Edit this page | Blame

Annotate traits page with metadata from RDF

assigned: bonfacem
priority: high
status: in progress
keywords: rdf, critical, metadata

Read the design-doc here:

/topics/add-metadata-to-trait-page

This task is related to:

/issues/capture-data-on-BXDs-in-RDF

Tasks

Exploration

[X] Modify - experimental - how we dump the CSV files

In one of the reviews, it was pointed that we shouldn't really store table IDs in RDF. They are confusing and not necessarily important.

[X] Experiment with replacing some of the base SQL queries with RDF

No much progress was made with this. We use table IDs to reference and build relationships in GN. This has made it difficult to have drop-in replacements in RDF without breaking a big part of GN2 functionality. Also, how we fetch data in GN through deep inheritance. With time, this deep inheritance that introduces unnecessary coupling should be untangled - a task for another day - in favor of composition.

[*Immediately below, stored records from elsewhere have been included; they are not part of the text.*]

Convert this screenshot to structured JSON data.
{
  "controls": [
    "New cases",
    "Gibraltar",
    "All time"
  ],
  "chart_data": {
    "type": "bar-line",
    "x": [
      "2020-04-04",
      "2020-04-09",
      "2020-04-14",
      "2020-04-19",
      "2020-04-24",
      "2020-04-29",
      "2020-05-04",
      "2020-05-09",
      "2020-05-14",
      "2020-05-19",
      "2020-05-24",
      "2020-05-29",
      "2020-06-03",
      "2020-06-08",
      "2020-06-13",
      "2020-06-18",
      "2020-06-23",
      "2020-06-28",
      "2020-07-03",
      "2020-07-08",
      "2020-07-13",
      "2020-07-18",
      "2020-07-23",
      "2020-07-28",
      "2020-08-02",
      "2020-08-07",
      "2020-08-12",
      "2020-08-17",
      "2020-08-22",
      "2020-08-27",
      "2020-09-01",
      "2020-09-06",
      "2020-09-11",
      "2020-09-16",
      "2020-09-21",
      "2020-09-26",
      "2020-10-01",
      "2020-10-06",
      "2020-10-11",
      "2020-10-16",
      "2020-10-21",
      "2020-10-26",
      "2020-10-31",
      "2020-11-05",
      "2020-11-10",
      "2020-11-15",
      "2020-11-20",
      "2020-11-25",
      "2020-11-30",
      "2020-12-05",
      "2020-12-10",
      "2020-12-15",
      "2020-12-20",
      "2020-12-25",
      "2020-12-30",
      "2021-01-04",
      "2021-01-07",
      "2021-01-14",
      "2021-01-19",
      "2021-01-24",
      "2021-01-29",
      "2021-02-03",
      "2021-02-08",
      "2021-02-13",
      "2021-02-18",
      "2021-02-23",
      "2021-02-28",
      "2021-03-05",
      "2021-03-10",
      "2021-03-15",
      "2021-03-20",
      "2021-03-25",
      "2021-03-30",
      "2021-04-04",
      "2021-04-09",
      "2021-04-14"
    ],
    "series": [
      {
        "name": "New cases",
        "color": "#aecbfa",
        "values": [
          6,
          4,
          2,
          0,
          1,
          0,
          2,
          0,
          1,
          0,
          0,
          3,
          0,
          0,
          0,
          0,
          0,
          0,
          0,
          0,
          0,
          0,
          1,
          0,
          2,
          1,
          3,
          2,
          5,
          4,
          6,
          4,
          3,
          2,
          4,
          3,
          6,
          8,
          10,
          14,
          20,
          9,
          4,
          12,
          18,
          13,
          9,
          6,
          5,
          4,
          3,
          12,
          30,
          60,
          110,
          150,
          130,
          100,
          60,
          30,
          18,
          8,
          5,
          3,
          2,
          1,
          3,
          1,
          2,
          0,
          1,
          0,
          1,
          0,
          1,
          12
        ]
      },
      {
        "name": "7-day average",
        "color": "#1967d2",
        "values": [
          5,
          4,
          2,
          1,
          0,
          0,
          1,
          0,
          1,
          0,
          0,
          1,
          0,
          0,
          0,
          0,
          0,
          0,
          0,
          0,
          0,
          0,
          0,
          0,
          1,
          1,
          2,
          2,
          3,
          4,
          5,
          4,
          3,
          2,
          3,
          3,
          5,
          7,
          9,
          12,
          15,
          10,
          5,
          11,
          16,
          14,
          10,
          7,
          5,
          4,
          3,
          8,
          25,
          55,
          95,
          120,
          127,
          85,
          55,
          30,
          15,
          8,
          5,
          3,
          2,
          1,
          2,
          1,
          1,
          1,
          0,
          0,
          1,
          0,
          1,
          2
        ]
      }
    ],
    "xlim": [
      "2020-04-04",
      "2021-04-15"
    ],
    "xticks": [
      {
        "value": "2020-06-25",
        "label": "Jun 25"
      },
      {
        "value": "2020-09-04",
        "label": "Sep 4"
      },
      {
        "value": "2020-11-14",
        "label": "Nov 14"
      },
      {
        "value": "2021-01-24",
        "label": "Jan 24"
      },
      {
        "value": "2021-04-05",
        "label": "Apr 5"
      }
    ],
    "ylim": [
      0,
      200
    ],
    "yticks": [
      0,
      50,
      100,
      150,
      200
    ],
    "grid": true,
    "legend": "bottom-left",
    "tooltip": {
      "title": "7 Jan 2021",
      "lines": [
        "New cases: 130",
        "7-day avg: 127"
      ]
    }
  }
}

[X] Explore federated queries using wikidata/Uniprot

This demo was unsatisfactory; but nevertheless, I have a good understanding of how federated queries work. My findings are: federated queries can be slow (querying wikidata took as long as 5-30 seconds). As such, a better strategy would be to write scripts to enrich our dataset from other data sources as entries with the right ontology. Also, being exposed to many other RDF sources that use different ontology was confusing.

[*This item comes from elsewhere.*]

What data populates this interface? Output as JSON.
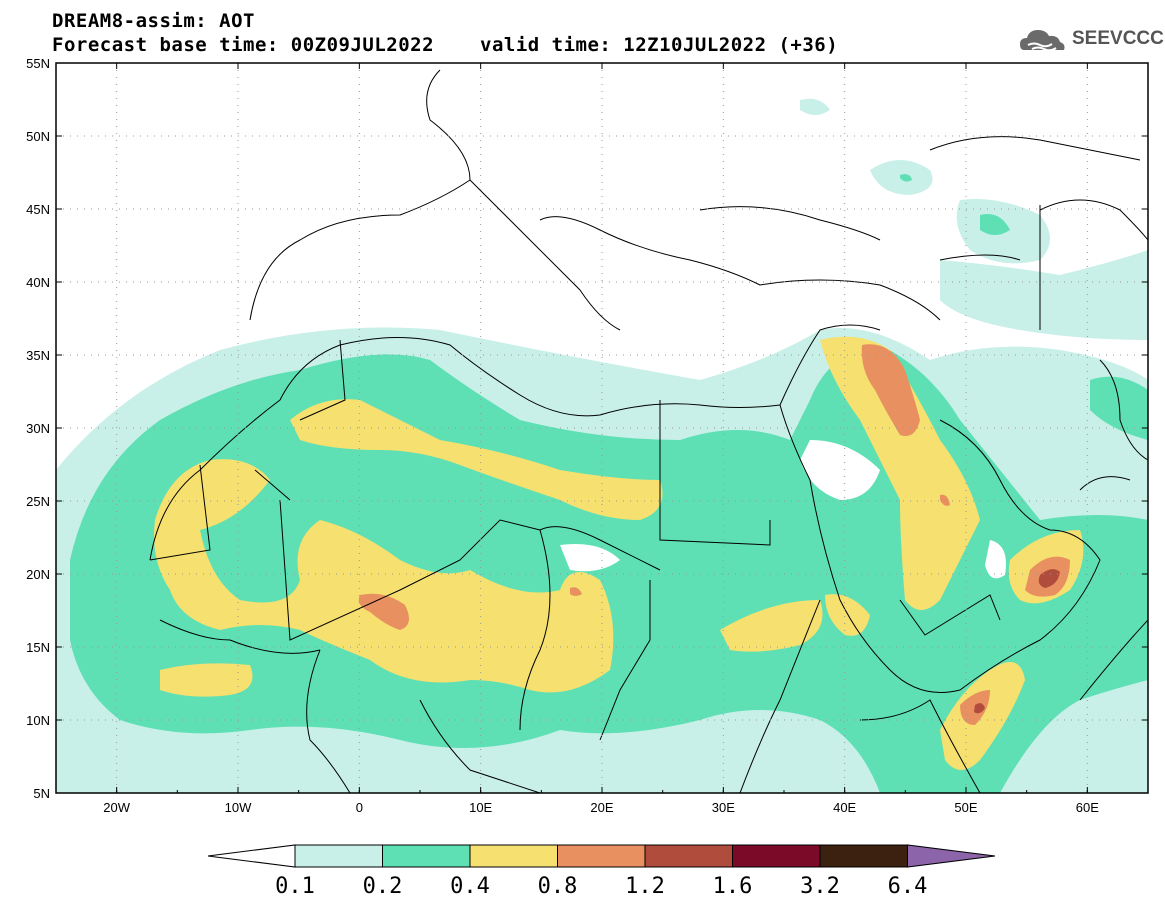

Fetch metadata - datasets - using RDF

[X] Initial experimentation in python-script + demo to the team.

The submitted demo was for this SPARQL query for the trait:

PREFIX gn: <http://genenetwork.org/>
SELECT ?name ?dataset ?dataset_group ?title ?summary ?aboutTissue ?aboutPlatform ?aboutProcessing
WHERE {
  ?dataset gn:accessionId "GN112" ;
           rdf:type gn:dataset .
OPTIONAL { ?dataset gn:name ?name } .
OPTIONAL { ?dataset gn:aboutTissue ?aboutTissue} .
OPTIONAL { ?dataset gn:title ?title } .
OPTIONAL { ?dataset gn:summary ?summary } .
OPTIONAL { ?dataset gn:aboutPlatform ?aboutPlatform} .
OPTIONAL { ?dataset gn:aboutProcessing ?aboutProcessing} .
OPTIONAL { ?dataset gn:geoSeries ?geo_series } .
}

The particular trait in GN2 is:

https://genenetwork.org/show_trait?trait_id=1458764_at&dataset=HC_M2_0606_P

The equivalent version in GN1 is:

http://gn1.genenetwork.org/webqtl/main.py?cmd=show&db=HC_M2_0606_P&probeset=1454998_at

Metadata about this dataset can be found in:

http://gn1.genenetwork.org/webqtl/main.py?FormID=sharinginfo&GN_AccessionId=112

[X] Work out what type of datasets have accession id's
[X] Refactor the dataset fetch fn in GN3 to use the Maybe Monad
[X] Write tests for the above
[X] Test on test database upstream - if this is set-up
[X] Submit patches for review

Display the metadata in GN2 as HTML

[x] Display the metadata as part of GN2 web-page. This data is stored as HTML. How do work around this WRT displaying in a UI friendly way?
[x] Determine whether to load the RDF metadata as part of the response or create an entirely different endpoint for it
[x] Submit patches for review

Editing metadata

[x] Research ways of editing that text if the user really wants to
[x] Inspect how GN1 did the edits
[x] Work out if the edits are feasible/important to work on and communicate to PJ/Arun

Next steps

[x] Spec out LMDB integration and how it would work out with current statistical operations. Collaborate with Alex/Fred on this

Resolution

This has been worked on in

GN3#108

GN3#107

GN3#106

GN3#104

GN3#101

GN2#757

GN2#756

GN2#755

GN2#753

GN2#751

GN2#747

closed